Hintergrund - Außen hart, innen hart im Nehmen

Industriebehälter von Pfaudler

19.12.2018 UPDATE: 21.01.2019 20:15 Uhr 1 Minute, 24 Sekunden

Biegen - Schweißen - Emaillieren. Fertig ist der Pfaudler Industriebehälter. So einfach kann es sich anhören. Und doch ist es, genauer hingeschaut, so viel komplizierter, aus dicken Stahlblechen und kuppelförmigen Deckeln und Böden Behälter für die Chemie- und Pharmaindustrie herzustellen. Die Schwetzinger Fertigungshalle, von außen schon beeindruckend durch ihre schiere Größe, strotzt im Innern vor Technik. Doch Industrie 4.0 und Fertigungsroboter sind hier bislang kein Thema. Die Stahlbehälter in Größen bis zu 120 Kubikmeter Inhalt entstehen noch weitgehend in Handarbeit. Die Hände der überwiegend aus Facharbeitern bestehenden Belegschaft bedienen freilich gewaltige Walzmaschinen, Schweißmaschinen oder Heizöfen, in denen die Emaille gebrannt wird. Schicht um Schicht wird die Emaille im Innern und auf der Außenfläche der Behälter aufgetragen und bei 800 bis 900 Grad Celsius im Ofen gebrannt.

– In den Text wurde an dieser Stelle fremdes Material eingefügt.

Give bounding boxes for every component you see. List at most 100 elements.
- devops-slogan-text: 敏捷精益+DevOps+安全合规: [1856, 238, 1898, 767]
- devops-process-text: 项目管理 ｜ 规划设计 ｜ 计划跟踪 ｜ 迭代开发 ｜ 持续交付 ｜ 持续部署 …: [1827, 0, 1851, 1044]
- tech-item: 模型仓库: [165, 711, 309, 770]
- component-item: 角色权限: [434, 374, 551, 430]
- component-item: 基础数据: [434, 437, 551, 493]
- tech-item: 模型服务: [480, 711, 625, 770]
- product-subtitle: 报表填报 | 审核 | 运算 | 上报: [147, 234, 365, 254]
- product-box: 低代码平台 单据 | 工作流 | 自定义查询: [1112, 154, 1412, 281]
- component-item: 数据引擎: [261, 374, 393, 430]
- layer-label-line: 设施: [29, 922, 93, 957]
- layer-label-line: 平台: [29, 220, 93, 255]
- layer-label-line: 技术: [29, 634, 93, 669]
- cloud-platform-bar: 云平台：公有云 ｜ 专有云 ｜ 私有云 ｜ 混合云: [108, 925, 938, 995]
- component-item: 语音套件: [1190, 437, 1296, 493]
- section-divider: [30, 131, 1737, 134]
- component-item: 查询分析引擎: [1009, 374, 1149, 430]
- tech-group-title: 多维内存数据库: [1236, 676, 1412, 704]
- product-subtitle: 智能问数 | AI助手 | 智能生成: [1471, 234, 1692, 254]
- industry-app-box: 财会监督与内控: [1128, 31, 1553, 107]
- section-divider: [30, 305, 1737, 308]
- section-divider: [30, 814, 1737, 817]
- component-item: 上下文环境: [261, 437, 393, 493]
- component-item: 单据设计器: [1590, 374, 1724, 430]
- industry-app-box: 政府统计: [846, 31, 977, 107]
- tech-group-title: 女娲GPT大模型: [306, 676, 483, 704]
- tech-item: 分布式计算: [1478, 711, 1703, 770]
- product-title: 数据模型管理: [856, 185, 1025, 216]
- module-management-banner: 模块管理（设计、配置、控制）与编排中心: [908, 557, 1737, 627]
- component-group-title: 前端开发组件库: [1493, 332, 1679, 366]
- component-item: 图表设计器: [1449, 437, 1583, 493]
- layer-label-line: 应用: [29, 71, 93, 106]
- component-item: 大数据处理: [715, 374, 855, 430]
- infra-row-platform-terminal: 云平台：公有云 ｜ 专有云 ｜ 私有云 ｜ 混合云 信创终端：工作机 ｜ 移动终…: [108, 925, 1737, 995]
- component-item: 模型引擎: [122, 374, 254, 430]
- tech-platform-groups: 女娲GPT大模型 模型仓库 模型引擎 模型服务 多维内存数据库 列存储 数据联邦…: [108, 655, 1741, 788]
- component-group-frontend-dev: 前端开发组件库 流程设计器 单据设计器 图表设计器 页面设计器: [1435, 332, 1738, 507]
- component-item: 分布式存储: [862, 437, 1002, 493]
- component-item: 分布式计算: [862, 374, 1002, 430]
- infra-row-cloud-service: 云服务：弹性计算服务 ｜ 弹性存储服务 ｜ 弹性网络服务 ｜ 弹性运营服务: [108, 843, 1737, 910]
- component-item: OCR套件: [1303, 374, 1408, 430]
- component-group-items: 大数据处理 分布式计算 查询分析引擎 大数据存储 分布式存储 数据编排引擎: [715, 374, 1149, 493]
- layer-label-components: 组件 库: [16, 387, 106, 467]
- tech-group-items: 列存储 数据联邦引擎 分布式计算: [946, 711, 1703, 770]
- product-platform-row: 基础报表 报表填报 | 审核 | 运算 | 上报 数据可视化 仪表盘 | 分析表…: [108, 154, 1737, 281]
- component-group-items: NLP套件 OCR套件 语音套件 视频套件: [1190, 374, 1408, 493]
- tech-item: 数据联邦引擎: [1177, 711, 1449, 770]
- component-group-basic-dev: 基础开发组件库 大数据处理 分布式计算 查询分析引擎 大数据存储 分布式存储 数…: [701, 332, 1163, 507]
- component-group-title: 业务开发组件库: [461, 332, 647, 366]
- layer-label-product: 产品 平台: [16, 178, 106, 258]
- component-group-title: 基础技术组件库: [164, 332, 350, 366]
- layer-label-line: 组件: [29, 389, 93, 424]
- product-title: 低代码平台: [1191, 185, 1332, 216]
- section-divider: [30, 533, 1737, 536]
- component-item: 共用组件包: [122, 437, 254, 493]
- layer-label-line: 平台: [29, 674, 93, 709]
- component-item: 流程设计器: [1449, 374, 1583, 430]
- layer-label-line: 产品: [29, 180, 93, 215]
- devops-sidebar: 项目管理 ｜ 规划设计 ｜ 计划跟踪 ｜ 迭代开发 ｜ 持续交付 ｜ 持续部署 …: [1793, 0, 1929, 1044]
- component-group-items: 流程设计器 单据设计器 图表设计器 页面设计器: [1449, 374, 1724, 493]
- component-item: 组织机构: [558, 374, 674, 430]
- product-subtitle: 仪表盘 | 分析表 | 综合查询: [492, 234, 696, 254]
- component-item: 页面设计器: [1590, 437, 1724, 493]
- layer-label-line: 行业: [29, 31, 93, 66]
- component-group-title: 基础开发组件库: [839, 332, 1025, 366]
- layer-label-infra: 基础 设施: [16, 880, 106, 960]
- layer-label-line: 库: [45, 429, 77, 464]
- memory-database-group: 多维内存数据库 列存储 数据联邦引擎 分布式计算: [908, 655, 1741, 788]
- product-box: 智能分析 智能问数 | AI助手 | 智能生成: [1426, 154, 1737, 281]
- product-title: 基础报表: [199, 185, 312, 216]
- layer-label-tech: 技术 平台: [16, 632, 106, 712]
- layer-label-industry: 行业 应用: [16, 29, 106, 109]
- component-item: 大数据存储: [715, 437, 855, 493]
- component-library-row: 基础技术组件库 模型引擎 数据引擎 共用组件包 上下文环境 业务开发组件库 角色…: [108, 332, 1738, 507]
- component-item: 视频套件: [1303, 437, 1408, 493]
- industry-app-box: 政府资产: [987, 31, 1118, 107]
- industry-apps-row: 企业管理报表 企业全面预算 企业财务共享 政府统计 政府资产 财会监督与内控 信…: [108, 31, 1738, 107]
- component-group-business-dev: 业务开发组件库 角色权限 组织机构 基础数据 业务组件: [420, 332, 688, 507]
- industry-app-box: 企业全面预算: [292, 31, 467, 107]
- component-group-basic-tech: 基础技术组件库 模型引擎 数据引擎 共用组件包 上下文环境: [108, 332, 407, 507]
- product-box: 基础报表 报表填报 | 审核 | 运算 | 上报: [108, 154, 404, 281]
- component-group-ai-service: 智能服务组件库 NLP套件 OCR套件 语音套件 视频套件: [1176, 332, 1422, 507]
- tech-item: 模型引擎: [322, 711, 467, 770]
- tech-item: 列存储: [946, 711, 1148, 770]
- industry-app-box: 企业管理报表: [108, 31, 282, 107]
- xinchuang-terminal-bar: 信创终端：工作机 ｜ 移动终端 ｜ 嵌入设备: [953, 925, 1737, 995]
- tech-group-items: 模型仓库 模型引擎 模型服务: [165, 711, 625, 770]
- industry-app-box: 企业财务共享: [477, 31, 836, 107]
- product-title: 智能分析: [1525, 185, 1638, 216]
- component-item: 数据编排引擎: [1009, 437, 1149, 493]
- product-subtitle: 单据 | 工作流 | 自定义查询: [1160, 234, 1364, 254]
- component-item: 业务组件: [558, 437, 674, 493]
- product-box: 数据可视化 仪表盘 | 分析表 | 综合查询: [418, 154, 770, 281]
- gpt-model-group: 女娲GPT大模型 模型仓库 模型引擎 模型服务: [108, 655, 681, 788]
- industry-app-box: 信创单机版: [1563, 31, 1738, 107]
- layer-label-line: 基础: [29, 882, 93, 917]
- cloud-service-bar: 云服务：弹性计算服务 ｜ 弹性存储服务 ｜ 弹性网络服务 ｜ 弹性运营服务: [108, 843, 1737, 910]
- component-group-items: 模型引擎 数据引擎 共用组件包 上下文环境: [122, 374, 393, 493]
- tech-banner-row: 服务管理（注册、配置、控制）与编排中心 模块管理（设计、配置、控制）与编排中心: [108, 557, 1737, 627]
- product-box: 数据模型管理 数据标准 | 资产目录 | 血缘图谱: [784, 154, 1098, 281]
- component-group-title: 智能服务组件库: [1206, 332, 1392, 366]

Bis zu acht Schichten sind im Innern, wo die Emaille aggressiven oder hochreinen Flüssigkeiten ausgesetzt ist, nötig. Nicht umsonst lautet einer der Werbeslogans: Außen hart, innen hart im Nehmen.

Nach dem Schweißen der Behälter geht es in den Röntgenbunker, wo die Schweißnähte überprüft werden. Mit Wasser wird eine Druckprobe gemacht. Dann wird alles innen und außen sandgestrahlt, handgeschliffen und noch einmal sandgestrahlt. Mit einer so genannten Farbeindringprüfung wird jede Pore, die noch vorhanden ist erkannt. Die Emailleschicht ist extrem glatt, bei der geringsten Beschädigung wird der Behälter unbrauchbar. Fällt einem Arbeiter ein Werkzeugteil in den Behälter, ist das eine Katastrophe. Alles muss dann runter und neu aufgetragen werden.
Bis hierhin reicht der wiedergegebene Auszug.